Mercedes’ innovative design comes after the biggest technical overhaul of the sport’s rulebook in a generation.

However, Horner questioned whether his rivals have bent the rules.

In an interview with German publication Auto Motor und Sport, Horner said: "From our point of view, Mercedes went a step too far.

"That doesn’t correspond to the spirit of the regulations. For us, these wings are illegal."

Rival teams could protest the Mercedes at the opening round in the Gulf Kingdom on 20 March.

The car could also be outlawed if eight of the grid’s 10 teams – the so-called super majority – believe the concept is not within the spirit of the revamped regulations.

F1 motorsport boss Ross Brawn, who has spearheaded the rule change, admitted he was caught off-guard by Mercedes’ new design.

Brawn said: "There are some very extreme interpretations of the regulations which could lead to a lot of debate. We did not anticipate the Mercedes concept.

"The regulators of the sport know what’s going on – I think they’re OK with it so far – but a team may come in and raise an objection that the FIA hadn’t considered, and then you have a problem."

But Mercedes team principal Toto Wolff said he is confident the team’s car is legal.

"When you go down a specific development direction, the FIA scrutinises it, and you make them a part of the process," he said.

"We were keen in not running alone, but being in touch with the FIA, and that is why I think it will be OK.

"It is clear that when you come with an innovation it creates the kind of debate that we are having here. That was expected.

"We have new governance with the super majority. I would have preferred to stay with the old system where if a team comes up with an innovation you cannot take it off the car as long as it is compliant with the regulations.

"But the FIA and Formula One will handle that with diligence and in the spirit of the sport."

F1 enjoyed one of its greatest seasons last year, with Max Verstappen beating Hamilton to the title following a deeply contentious finale in Abu Dhabi.

The fear now is that Mercedes, winners of the past eight constructors’ championships, might have stolen a march over the opposition, resulting in a one-sided campaign.
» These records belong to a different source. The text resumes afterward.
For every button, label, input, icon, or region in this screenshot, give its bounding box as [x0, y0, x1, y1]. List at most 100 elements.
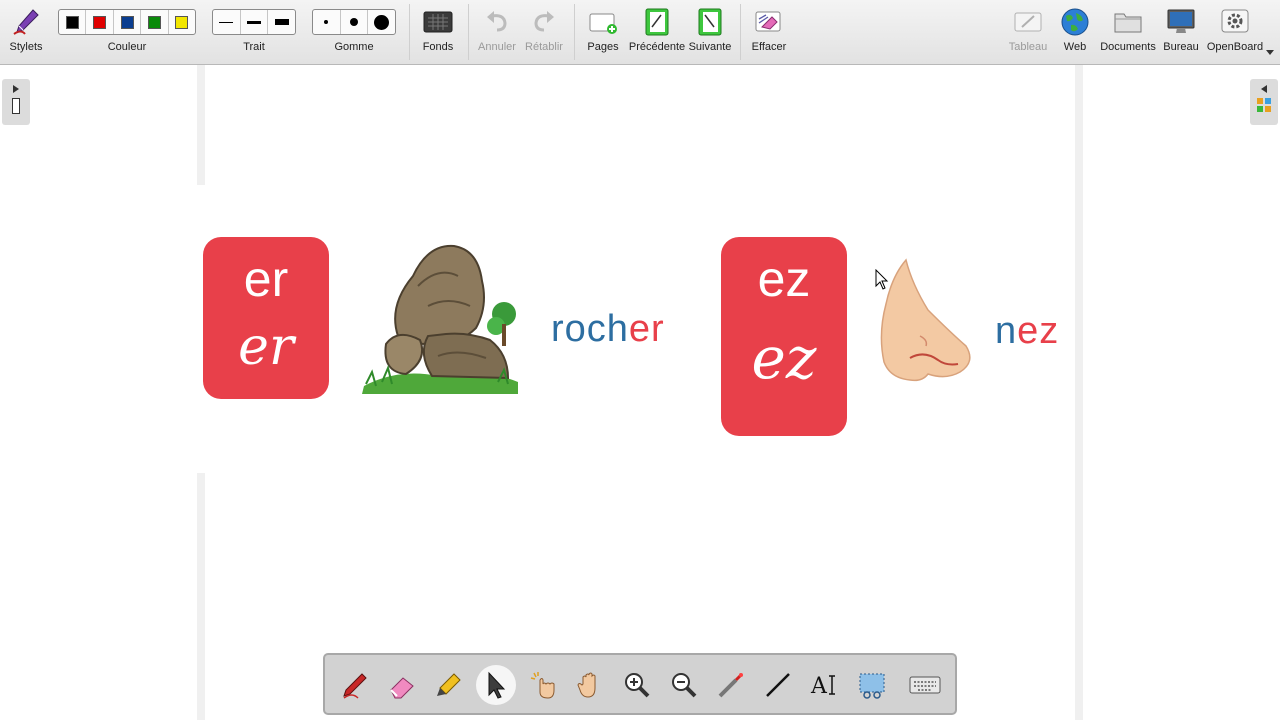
clear-page-icon: [754, 4, 784, 40]
ez-cursive-text: ez: [751, 324, 817, 392]
line-medium-option[interactable]: [241, 10, 269, 34]
color-red-swatch[interactable]: [86, 10, 114, 34]
web-button[interactable]: Web: [1058, 4, 1092, 53]
left-palette-toggle[interactable]: [2, 79, 30, 125]
line-tool-button[interactable]: [758, 665, 798, 705]
eraser-tool-button[interactable]: [382, 665, 422, 705]
line-thin-option[interactable]: [213, 10, 241, 34]
word-rocher-start: roch: [551, 308, 629, 350]
tableau-button[interactable]: Tableau: [1007, 4, 1049, 53]
screen-capture-icon: [859, 673, 885, 699]
hand-tool-button[interactable]: [570, 665, 610, 705]
zoom-in-tool-button[interactable]: [617, 665, 657, 705]
word-rocher-ending: er: [628, 308, 665, 350]
color-blue-swatch[interactable]: [114, 10, 142, 34]
highlighter-icon: [437, 673, 461, 696]
ez-sound-card[interactable]: ez ez: [721, 237, 847, 436]
line-width-selector[interactable]: [212, 9, 296, 35]
eraser-medium-option[interactable]: [341, 10, 369, 34]
laser-pointer-icon: [718, 673, 743, 698]
laser-pointer-tool-button[interactable]: [711, 665, 751, 705]
desktop-icon: [1166, 4, 1196, 40]
pointing-hand-icon: [530, 672, 555, 699]
er-print-text: er: [243, 251, 289, 307]
next-page-icon: [696, 4, 724, 40]
line-icon: [766, 673, 790, 697]
trait-label: Trait: [243, 41, 265, 53]
color-green-swatch[interactable]: [141, 10, 169, 34]
openboard-button[interactable]: OpenBoard: [1207, 4, 1263, 53]
gomme-group: Gomme: [312, 4, 396, 53]
suivante-label: Suivante: [688, 41, 732, 53]
previous-page-button[interactable]: Précédente: [629, 4, 685, 53]
line-thick-option[interactable]: [268, 10, 295, 34]
effacer-button[interactable]: Effacer: [750, 4, 788, 53]
toolbar-divider: [740, 4, 741, 60]
fonds-button[interactable]: Fonds: [420, 4, 456, 53]
pages-button[interactable]: Pages: [586, 4, 620, 53]
next-page-button[interactable]: Suivante: [689, 4, 731, 53]
word-nez: nez: [995, 310, 1059, 353]
previous-page-icon: [643, 4, 671, 40]
er-sound-card[interactable]: er er: [203, 237, 329, 399]
trait-group: Trait: [212, 4, 296, 53]
background-icon: [423, 4, 453, 40]
redo-icon: [531, 4, 557, 40]
bureau-label: Bureau: [1163, 41, 1199, 53]
fonds-label: Fonds: [422, 41, 454, 53]
color-black-swatch[interactable]: [59, 10, 87, 34]
text-tool-button[interactable]: A: [805, 665, 845, 705]
tool-palette: A: [323, 653, 957, 715]
zoom-out-icon: [672, 673, 697, 698]
couleur-label: Couleur: [107, 41, 147, 53]
redo-button[interactable]: Rétablir: [525, 4, 563, 53]
add-page-icon: [588, 4, 618, 40]
zoom-in-icon: [625, 673, 650, 698]
selector-tool-button[interactable]: [476, 665, 516, 705]
documents-label: Documents: [1100, 41, 1156, 53]
precedente-label: Précédente: [628, 41, 686, 53]
expand-right-icon: [13, 85, 19, 93]
openboard-menu-arrow-icon[interactable]: [1266, 50, 1274, 55]
couleur-group: Couleur: [58, 4, 196, 53]
gomme-label: Gomme: [334, 41, 374, 53]
eraser-small-option[interactable]: [313, 10, 341, 34]
zoom-out-tool-button[interactable]: [664, 665, 704, 705]
documents-button[interactable]: Documents: [1100, 4, 1156, 53]
keyboard-tool-button[interactable]: [905, 665, 945, 705]
annuler-label: Annuler: [478, 41, 516, 53]
effacer-label: Effacer: [751, 41, 787, 53]
pen-icon: [343, 673, 367, 699]
color-yellow-swatch[interactable]: [169, 10, 195, 34]
openboard-label: OpenBoard: [1206, 41, 1264, 53]
color-selector[interactable]: [58, 9, 196, 35]
eraser-size-selector[interactable]: [312, 9, 396, 35]
er-cursive-text: er: [238, 317, 294, 377]
bureau-button[interactable]: Bureau: [1162, 4, 1200, 53]
nose-image[interactable]: [876, 254, 976, 384]
text-icon: A: [810, 674, 835, 699]
folder-icon: [1113, 4, 1143, 40]
marker-tool-button[interactable]: [429, 665, 469, 705]
right-palette-toggle[interactable]: [1250, 79, 1278, 125]
retablir-label: Rétablir: [525, 41, 563, 53]
stylets-button[interactable]: Stylets: [8, 4, 44, 53]
interact-tool-button[interactable]: [523, 665, 563, 705]
eraser-icon: [390, 677, 414, 699]
ez-print-text: ez: [757, 251, 811, 307]
word-nez-start: n: [995, 310, 1018, 352]
undo-button[interactable]: Annuler: [478, 4, 516, 53]
capture-tool-button[interactable]: [852, 665, 892, 705]
pages-label: Pages: [587, 41, 619, 53]
toolbar-divider: [574, 4, 575, 60]
library-icon: [1257, 98, 1271, 112]
board-icon: [1013, 4, 1043, 40]
toolbar-divider: [468, 4, 469, 60]
web-label: Web: [1063, 41, 1087, 53]
pen-tool-button[interactable]: [335, 665, 375, 705]
globe-icon: [1060, 4, 1090, 40]
main-toolbar: Stylets Couleur Trait Gomme Fonds Annule…: [0, 0, 1280, 65]
rock-image[interactable]: [358, 236, 524, 396]
eraser-large-option[interactable]: [368, 10, 395, 34]
pointer-arrow-icon: [488, 671, 506, 699]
But Verstappen said: "I am not concerned. We can only focus on ourselves and that is we have to do this year even if the car looks different. There are still many unknowns so I am not worried."

Hamilton’s new Mercedes team-mate George Russell added: "I don’t think it is advantage anybody at the moment. Ferrari probably look the strongest overall.

"It has caught a few people’s eyes this morning, and I guess from my side I am proud to be part of a team that is pushing innovation, but we need to see if it is fast on track."

Times in testing mean very little as the teams trial different strategies. Pierre Gasly finished fastest for AlphaTauri, half-a-second clear of Ferrari’s Carlos Sainz. Hamilton was 11th. The final test concludes on Saturday.